Они сидели, обнявшись, готовые продлить эти минуты до бесконечности и прервать их по первому телефонному звонку. Прощальные минуты! Какой совершенный секундомер уследит за их спринтерским бегом?! Необходимо сказать так много, а слов нет. Слова куда-то исчезли, провалились.

— Юленька! — говорит Модест Аверьянович. — Моя самая умная, самая сознательная из всех женщин земного шара, Юленька! Ты не станешь убиваться, мучиться, понимая, что иначе я не могу.

Она молчит, складывая на коленях треугольничком истерзанный носовой платок. Сущенко гладит ее волосы и впервые замечает в них седину. Он прижимает к себе Юлькину голову и, не сдерживаясь, не боясь неискренности, произносит:

— После Игоря ты самый дорогой мне человек.

А минуты бегут…

Почему молчит Москва? Он заказал разговор еще до завтрака.

— Модя! — Юлия Андреевна высвобождается из его объятий.

Сущенко настораживается.

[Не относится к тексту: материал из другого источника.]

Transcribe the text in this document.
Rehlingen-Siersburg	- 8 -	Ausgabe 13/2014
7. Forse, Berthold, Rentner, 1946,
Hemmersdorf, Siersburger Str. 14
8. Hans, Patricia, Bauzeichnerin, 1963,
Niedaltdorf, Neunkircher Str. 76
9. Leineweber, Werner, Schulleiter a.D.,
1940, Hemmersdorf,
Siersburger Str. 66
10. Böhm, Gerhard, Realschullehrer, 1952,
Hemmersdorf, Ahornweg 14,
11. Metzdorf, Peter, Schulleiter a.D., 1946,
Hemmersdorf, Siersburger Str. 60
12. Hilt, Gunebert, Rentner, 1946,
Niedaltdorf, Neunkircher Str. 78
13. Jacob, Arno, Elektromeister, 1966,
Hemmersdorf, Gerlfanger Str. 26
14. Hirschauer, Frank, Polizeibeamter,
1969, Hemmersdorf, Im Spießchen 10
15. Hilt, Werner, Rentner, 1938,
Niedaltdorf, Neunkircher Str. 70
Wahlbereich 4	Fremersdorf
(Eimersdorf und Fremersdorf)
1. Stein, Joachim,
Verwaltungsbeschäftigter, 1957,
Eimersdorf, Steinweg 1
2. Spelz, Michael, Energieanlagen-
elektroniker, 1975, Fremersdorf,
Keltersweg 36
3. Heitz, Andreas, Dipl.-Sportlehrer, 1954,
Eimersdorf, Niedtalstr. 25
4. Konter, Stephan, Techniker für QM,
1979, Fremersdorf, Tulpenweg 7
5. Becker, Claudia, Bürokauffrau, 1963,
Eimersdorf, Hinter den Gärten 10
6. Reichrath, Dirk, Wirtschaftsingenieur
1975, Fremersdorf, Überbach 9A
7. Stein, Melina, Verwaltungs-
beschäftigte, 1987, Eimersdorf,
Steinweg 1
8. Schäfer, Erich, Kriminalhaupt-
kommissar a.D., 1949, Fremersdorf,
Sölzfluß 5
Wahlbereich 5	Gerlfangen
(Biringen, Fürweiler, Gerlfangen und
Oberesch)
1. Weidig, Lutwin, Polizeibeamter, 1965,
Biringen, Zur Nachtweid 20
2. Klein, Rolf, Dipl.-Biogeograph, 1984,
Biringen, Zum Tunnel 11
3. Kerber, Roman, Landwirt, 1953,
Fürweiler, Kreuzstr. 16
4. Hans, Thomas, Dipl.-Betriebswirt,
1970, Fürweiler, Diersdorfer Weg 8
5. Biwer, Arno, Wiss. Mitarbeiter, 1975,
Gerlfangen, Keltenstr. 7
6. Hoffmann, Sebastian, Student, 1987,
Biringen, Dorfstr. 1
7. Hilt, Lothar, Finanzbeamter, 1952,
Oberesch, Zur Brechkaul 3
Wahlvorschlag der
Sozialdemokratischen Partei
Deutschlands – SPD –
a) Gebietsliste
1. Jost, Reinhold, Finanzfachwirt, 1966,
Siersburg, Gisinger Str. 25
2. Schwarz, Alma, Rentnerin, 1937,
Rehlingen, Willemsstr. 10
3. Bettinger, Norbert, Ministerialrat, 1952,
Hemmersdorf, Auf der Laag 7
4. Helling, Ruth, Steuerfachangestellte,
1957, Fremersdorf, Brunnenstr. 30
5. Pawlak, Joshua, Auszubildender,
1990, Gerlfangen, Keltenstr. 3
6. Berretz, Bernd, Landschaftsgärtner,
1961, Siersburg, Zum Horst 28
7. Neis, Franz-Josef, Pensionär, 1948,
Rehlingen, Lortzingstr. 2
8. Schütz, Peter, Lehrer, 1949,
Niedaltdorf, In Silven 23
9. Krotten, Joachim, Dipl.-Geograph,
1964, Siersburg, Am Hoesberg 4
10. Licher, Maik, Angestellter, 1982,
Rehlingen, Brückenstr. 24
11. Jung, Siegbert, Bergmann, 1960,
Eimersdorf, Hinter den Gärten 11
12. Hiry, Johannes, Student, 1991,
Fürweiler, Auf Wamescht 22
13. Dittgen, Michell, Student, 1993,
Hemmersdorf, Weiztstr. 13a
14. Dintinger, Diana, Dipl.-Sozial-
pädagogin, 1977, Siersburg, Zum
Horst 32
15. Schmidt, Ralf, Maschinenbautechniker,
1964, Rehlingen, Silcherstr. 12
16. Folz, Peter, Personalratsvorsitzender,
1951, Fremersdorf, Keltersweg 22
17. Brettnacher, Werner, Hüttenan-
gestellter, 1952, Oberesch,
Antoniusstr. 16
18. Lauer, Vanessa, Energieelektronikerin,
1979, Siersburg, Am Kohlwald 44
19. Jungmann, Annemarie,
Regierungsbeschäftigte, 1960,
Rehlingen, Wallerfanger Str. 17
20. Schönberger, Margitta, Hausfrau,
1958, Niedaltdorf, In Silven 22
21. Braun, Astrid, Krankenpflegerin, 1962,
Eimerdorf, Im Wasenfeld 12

Он догадывается, о чем сейчас заговорит Юлия.

— Я не имею права рассказывать. Но ты — это ты. Тебе можно. Дело в том, что… понимаешь, я никуда не эвакуируюсь. Меня оставляют здесь. Как Дину Долгову. Аркадия Обояна. Ты тоже должен понять. Мне нельзя было отказываться: я в совершенстве знаю немецкий. Для тебя главное — попасть на фронт. Для меня…

Он перебивает:

— На той неделе майор Зимин спросил, как я смотрю на то, чтобы ты осталась. Поначалу я был ошеломлен. Моя Юлька — в тылу у немцев? Но ответил я Зимину вот что: «Честнее человека не найдешь».

— Спасибо.

— Будь осторожна, Юленька. Помни, в городе тебя многие знают.

— Да, я перееду в район. Ты обо мне не тревожься. Себя береги.

Пронзительный звонок заставляет обоих вздрогнуть. Сущенко хватает с рычага трубку, но, увы, это не Москва.

— Модест! — кричит в трубку Куликов. — Ты дома, а я ломлюсь к тебе в управление.

— Дружище, здравствуй! — тоже кричит в трубку Модест Аверьянович. — Хорошо, что позвонил. Через час я уезжаю. Что? И ты? Ну, елки-палки, у тебя же бронь. А, молодец. Как отнесся к твоему решению Виктор? Ну, верно. Да, да, я знаю. Завод эвакуируется в Казахстан. Я дал Шерстобитову на всякий случай адрес Игоря. Он обещал его разыскать. Как твои? Еще не говорил? Нет, Юлии все известно, она одобряет… Будь здоров, старина! Жив и здоров. Обязательно. Спасибо. И ты своим.